The introduction of cocaine as the first local anesthetic (LA) in the late nineteenth century was soon accompanied by reports of its systemic toxicity. The symptoms of toxicity were frequently described as seizures or respiratory failure, but some cases also included accounts of adverse cardiac effects. Often lethal, local anesthetic systemic toxicity (LAST) was treated with caffeine, ammonia, or even hypodermic ether.1 The development of procaine in 1904 did not solve the problem of systemic toxicity, and the Committee for the Study of Toxic Effects of Local Anesthetics published a report of 43 fatal cases linked to the use of LAs.2 Identification of contributing factors, emphasis on prevention and the almost-complete elimination of cocaine from clinical practice helped decrease the incidence of LAST for nearly 50 years.

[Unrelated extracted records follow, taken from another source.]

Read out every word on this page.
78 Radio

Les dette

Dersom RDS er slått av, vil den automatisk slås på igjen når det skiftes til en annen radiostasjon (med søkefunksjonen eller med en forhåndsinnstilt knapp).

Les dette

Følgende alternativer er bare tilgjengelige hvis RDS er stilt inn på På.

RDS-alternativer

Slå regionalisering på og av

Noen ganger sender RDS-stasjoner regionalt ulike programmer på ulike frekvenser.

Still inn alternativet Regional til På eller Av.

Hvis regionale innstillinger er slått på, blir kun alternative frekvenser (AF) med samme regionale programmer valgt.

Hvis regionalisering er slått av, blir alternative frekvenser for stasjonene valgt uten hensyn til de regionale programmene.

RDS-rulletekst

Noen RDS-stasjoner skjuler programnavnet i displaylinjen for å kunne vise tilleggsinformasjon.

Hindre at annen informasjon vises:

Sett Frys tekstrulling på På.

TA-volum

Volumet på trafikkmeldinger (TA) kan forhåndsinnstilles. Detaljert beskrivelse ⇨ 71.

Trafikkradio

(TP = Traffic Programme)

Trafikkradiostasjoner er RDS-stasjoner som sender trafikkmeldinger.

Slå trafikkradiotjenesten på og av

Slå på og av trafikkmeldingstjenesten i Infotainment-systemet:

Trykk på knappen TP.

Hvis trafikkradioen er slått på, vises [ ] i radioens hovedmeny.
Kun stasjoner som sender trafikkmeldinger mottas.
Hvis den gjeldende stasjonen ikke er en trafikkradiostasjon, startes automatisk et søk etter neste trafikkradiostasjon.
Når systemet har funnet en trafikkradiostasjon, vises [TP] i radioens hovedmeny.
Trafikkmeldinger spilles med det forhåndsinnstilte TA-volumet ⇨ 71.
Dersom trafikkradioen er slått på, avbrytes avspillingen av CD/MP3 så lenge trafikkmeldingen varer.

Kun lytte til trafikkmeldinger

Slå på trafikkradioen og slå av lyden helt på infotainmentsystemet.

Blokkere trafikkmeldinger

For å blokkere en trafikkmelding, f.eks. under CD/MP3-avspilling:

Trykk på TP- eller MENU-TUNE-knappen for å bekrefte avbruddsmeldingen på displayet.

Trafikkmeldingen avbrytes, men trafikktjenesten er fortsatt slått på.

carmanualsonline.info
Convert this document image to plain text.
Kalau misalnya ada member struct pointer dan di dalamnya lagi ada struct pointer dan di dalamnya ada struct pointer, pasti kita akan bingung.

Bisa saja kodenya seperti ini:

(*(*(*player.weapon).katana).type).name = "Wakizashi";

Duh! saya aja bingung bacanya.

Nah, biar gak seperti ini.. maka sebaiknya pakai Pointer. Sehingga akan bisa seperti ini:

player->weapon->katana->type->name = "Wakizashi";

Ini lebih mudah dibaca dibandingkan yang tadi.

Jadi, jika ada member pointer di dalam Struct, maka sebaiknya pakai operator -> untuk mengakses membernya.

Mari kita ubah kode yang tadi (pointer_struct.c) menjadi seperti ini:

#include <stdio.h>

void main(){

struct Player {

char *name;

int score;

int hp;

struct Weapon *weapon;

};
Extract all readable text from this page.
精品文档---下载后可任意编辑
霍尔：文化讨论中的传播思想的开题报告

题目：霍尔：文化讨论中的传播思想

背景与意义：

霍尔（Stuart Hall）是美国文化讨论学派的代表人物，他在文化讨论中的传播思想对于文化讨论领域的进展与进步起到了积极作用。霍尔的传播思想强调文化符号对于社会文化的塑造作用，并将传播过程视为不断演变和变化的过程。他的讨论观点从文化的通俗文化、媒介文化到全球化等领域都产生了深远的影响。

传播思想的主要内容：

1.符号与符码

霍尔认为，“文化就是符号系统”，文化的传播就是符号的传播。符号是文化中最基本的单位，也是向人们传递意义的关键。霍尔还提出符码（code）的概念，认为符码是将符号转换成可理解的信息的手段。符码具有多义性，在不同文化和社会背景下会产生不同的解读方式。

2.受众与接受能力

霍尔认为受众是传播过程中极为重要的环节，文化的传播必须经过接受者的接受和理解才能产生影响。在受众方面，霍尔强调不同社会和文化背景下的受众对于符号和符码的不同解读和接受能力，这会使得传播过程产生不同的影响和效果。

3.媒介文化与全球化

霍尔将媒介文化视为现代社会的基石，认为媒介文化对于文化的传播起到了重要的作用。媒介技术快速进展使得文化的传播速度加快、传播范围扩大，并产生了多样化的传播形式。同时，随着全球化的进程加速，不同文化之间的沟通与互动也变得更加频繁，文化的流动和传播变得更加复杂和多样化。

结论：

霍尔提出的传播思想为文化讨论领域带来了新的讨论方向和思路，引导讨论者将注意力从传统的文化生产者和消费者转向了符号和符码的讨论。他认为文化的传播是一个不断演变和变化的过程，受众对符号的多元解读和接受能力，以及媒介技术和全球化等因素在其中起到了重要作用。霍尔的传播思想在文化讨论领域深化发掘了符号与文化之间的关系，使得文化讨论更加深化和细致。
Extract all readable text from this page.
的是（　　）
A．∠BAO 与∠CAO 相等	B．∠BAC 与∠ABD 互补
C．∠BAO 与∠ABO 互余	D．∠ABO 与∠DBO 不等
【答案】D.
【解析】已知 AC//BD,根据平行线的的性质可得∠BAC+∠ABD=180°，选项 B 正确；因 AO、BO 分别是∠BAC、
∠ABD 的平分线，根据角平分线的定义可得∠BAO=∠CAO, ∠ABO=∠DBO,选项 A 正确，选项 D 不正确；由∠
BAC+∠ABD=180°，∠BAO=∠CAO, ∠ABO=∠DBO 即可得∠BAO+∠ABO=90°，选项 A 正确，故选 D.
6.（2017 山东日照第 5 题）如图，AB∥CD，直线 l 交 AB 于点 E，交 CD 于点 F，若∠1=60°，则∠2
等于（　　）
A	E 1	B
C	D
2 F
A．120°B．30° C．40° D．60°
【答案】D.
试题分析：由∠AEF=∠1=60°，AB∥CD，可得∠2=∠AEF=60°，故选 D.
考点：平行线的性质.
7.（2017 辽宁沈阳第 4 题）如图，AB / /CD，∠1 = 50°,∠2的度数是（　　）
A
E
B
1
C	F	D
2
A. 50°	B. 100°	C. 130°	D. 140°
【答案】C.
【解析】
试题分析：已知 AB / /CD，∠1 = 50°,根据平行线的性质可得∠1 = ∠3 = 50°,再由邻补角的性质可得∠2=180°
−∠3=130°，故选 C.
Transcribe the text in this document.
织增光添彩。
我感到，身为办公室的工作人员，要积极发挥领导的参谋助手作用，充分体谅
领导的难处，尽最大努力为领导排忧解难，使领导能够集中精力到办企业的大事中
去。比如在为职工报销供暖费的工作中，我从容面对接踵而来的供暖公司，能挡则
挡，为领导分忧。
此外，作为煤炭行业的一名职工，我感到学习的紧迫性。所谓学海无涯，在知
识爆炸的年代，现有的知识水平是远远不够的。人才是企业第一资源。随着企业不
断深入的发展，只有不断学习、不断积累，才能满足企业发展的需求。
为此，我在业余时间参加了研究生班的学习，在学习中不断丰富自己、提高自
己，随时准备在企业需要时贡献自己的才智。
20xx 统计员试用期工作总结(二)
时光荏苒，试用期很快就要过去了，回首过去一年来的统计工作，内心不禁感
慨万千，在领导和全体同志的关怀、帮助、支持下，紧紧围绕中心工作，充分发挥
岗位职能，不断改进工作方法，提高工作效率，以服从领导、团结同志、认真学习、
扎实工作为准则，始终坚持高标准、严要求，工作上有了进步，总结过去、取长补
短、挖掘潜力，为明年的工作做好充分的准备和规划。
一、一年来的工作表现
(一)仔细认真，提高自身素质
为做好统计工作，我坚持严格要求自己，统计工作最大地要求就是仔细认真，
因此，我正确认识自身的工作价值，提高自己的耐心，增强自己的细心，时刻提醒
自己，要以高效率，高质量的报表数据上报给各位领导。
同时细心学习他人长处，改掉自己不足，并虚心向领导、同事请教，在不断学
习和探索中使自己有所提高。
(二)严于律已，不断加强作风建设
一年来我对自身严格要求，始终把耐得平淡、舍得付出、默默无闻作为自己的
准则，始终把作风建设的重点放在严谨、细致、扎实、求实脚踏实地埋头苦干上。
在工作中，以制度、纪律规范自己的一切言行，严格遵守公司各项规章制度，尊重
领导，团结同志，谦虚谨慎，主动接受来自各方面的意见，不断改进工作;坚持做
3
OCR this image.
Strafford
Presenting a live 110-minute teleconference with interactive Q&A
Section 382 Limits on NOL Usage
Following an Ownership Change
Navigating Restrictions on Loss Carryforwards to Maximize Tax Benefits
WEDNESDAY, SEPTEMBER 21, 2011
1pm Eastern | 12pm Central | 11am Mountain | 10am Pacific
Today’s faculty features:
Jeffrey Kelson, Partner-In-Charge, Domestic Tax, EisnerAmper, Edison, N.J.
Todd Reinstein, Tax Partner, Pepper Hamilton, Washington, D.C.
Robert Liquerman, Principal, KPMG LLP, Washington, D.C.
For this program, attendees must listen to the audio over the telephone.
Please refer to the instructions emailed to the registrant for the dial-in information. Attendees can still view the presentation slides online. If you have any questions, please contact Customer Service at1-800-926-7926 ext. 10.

However, the synthesis of long-acting, lipid-soluble LAs such as bupivacaine in the late 1950s with subsequent associated reports of LAST resulted in return of lethal LAST. These included multiple cases of fetal demise associated with paracervical blocks, ventricular fibrillation after an interscalene block, and what is considered to be the “sentinel” case of a young man who suffered a cardiac arrest after a caudal block.1,3,4 The following several decades were plagued by isolated accounts describing a common problem: cardiovascular (CV) demise associated with LAST that was particularly resistant to available resuscitative measures, such as vasopressors (eg, epinephrine) and defibrillation.
MECHANISM OF LOCAL ANESTHETIC TOXICITY
Local anesthetics are generally safe and effective when limited to the site of therapy, such as tissue infiltration, near a nerve or a plexus of nerves. However, if large amount of LA reaches the systemic circulation, supratherapeutic blood and tissue levels can cause toxicity. This transit into the blood may be due to inadvertent intravascular injection or vascular uptake from local spread. At the target site, LAs reduce the sodium ion flux through voltage-gated sodium channels by a combination of an increased energy barrier and steric hindrance. This block occurs from the intracellular side and requires LAs to move across the lipid bilayer first.5 LAs also block calcium channels and other channels at similar concentrations.6 At lower concentrations, LAs block protein kinase signaling induced by tumor necrosis factor α.7 At higher concentrations, LAs can inhibit other channels, enzymes, and receptors, including the carnitine-acylcarnitine translocase in mitochondria.8
Although there is no clear consensus, cardiac toxicity is likely caused by the combination of electrophysiologic and contractile dysfunction. Compared with other LAs in common clinical use, bupivacaine is more lipophilic and has a greater affinity for the voltage-gated sodium channels. These qualities may contribute to its cardiotoxic profile.9,10,11 Of note, toxicity can occur at serum concentrations that are lower than expected because LAs accumulate in mitochondria12 and cardiac tissue13 at a ratio of about 6:1 (or greater) relative to plasma.